Les situations où le « no bra » s’impose
Certains contextes facilitent l’abandon du soutien-gorge. Les femmes adaptent leur choix selon les circonstances.
À la maison : 65% des Françaises ne portent jamais de soutien-gorge chez elles, toutes générations confondues.
Au travail : Plus difficile. Seulement 8% osent au bureau, principalement dans les secteurs créatifs ou les start-ups. Les codes vestimentaires professionnels restent un obstacle.
En soirée : 15% sortent sans soutien-gorge, en choisissant des tenues adaptées (dos nu, matières épaisses, coupes structurées).
Pour le sport : Variable. Certaines font du yoga ou de la marche sans maintien, mais les activités à impact nécessitent souvent un soutien.
Une tendance qui va durer ?
Le « no bra » n’est pas une mode passagère. Les chiffres montrent une progression constante depuis 2020, sans signe de ralentissement.

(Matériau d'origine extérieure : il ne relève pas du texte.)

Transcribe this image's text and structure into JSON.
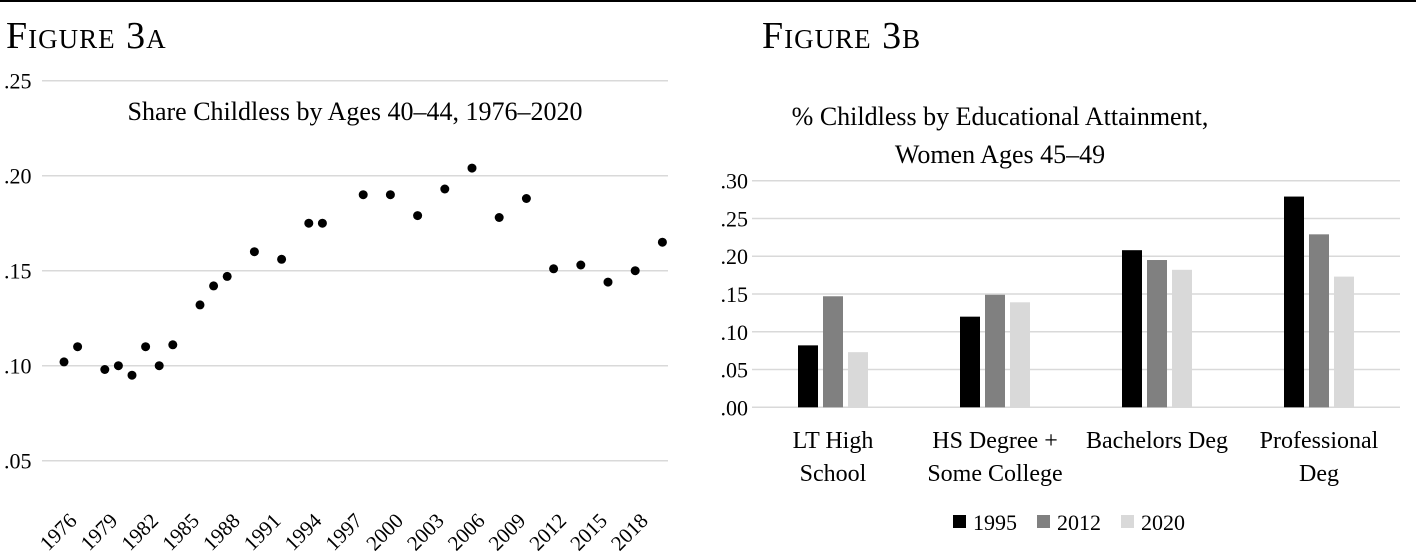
{
  "figures": {
    "a_label": "Figure 3a",
    "b_label": "Figure 3b"
  },
  "chart_data": [
    {
      "type": "scatter",
      "title": "Share Childless by Ages 40–44, 1976–2020",
      "xlabel": "",
      "ylabel": "",
      "ylim": [
        0.05,
        0.25
      ],
      "yticks": [
        ".05",
        ".10",
        ".15",
        ".20",
        ".25"
      ],
      "ytick_values": [
        0.05,
        0.1,
        0.15,
        0.2,
        0.25
      ],
      "xticks": [
        "1976",
        "1979",
        "1982",
        "1985",
        "1988",
        "1991",
        "1994",
        "1997",
        "2000",
        "2003",
        "2006",
        "2009",
        "2012",
        "2015",
        "2018"
      ],
      "grid": true,
      "points": [
        {
          "x": 1976,
          "y": 0.102
        },
        {
          "x": 1977,
          "y": 0.11
        },
        {
          "x": 1979,
          "y": 0.098
        },
        {
          "x": 1980,
          "y": 0.1
        },
        {
          "x": 1981,
          "y": 0.095
        },
        {
          "x": 1982,
          "y": 0.11
        },
        {
          "x": 1983,
          "y": 0.1
        },
        {
          "x": 1984,
          "y": 0.111
        },
        {
          "x": 1986,
          "y": 0.132
        },
        {
          "x": 1987,
          "y": 0.142
        },
        {
          "x": 1988,
          "y": 0.147
        },
        {
          "x": 1990,
          "y": 0.16
        },
        {
          "x": 1992,
          "y": 0.156
        },
        {
          "x": 1994,
          "y": 0.175
        },
        {
          "x": 1995,
          "y": 0.175
        },
        {
          "x": 1998,
          "y": 0.19
        },
        {
          "x": 2000,
          "y": 0.19
        },
        {
          "x": 2002,
          "y": 0.179
        },
        {
          "x": 2004,
          "y": 0.193
        },
        {
          "x": 2006,
          "y": 0.204
        },
        {
          "x": 2008,
          "y": 0.178
        },
        {
          "x": 2010,
          "y": 0.188
        },
        {
          "x": 2012,
          "y": 0.151
        },
        {
          "x": 2014,
          "y": 0.153
        },
        {
          "x": 2016,
          "y": 0.144
        },
        {
          "x": 2018,
          "y": 0.15
        },
        {
          "x": 2020,
          "y": 0.165
        }
      ]
    },
    {
      "type": "bar",
      "title": [
        "% Childless by Educational Attainment,",
        "Women Ages 45–49"
      ],
      "xlabel": "",
      "ylabel": "",
      "ylim": [
        0,
        0.3
      ],
      "yticks": [
        ".00",
        ".05",
        ".10",
        ".15",
        ".20",
        ".25",
        ".30"
      ],
      "ytick_values": [
        0,
        0.05,
        0.1,
        0.15,
        0.2,
        0.25,
        0.3
      ],
      "grid": true,
      "legend_position": "bottom",
      "categories": [
        [
          "LT High",
          "School"
        ],
        [
          "HS Degree +",
          "Some College"
        ],
        [
          "Bachelors Deg"
        ],
        [
          "Professional",
          "Deg"
        ]
      ],
      "series": [
        {
          "name": "1995",
          "color": "#000000",
          "values": [
            0.082,
            0.12,
            0.208,
            0.279
          ]
        },
        {
          "name": "2012",
          "color": "#808080",
          "values": [
            0.147,
            0.149,
            0.195,
            0.229
          ]
        },
        {
          "name": "2020",
          "color": "#d9d9d9",
          "values": [
            0.073,
            0.139,
            0.182,
            0.173
          ]
        }
      ]
    }
  ]
}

Plusieurs facteurs laissent penser que cette tendance va s’installer durablement :
- Les jeunes générations, plus nombreuses à l’adopter, vont vieillir avec cette habitude
- Les marques s’adaptent et proposent des alternatives crédibles
- La parole se libère sur les réseaux sociaux, normalisant le phénomène
- Le confort devient une priorité dans la mode post-pandémie
Cela ne signifie pas la disparition du soutien-gorge, mais plutôt son repositionnement. Il devient un choix personnel, non une obligation. Certaines le porteront toujours, d’autres jamais, beaucoup alterneront selon les situations.
Les alternatives au soutien-gorge classique
Pour celles qui cherchent un compromis entre liberté et maintien, plusieurs options existent.
| Type | Avantages | Inconvénients |
|---|---|---|
| Brassière sport | Confort, maintien léger | Moins élégant |
| Top intégré | Pratique, effet seconde peau | Choix limités |
| Soutien-gorge triangle | Souple, sans armatures | Maintien minimal |
| Bandeau | Discret sous les vêtements | Peut glisser |
| Adhésif (stick-on) | Invisible, effet push-up | Inconfortable longue durée |
Le marché de la lingerie confortable explose. Les ventes de brassières ont augmenté de 40% entre 2020 et 2024, tandis que celles des soutiens-gorge à armatures ont chuté de 25%.
L’influence des réseaux sociaux
Instagram, TikTok et autres plateformes ont joué un rôle majeur dans la normalisation du « no bra ». Des milliers de femmes partagent leur expérience, donnent des conseils de style et décomplexent celles qui hésitent.
Les hashtags #NoBra, #Freethenipple ou #SansSoutif totalisent des millions de publications. Cette visibilité transforme un choix individuel en mouvement collectif, facilitant l’acceptation sociale.
Les influenceuses mode ont également adopté le « no bra » comme signature stylistique, montrant qu’il est possible d’être élégante sans soutien-gorge. Cette démocratisation par l’image est plus efficace que n’importe quel discours.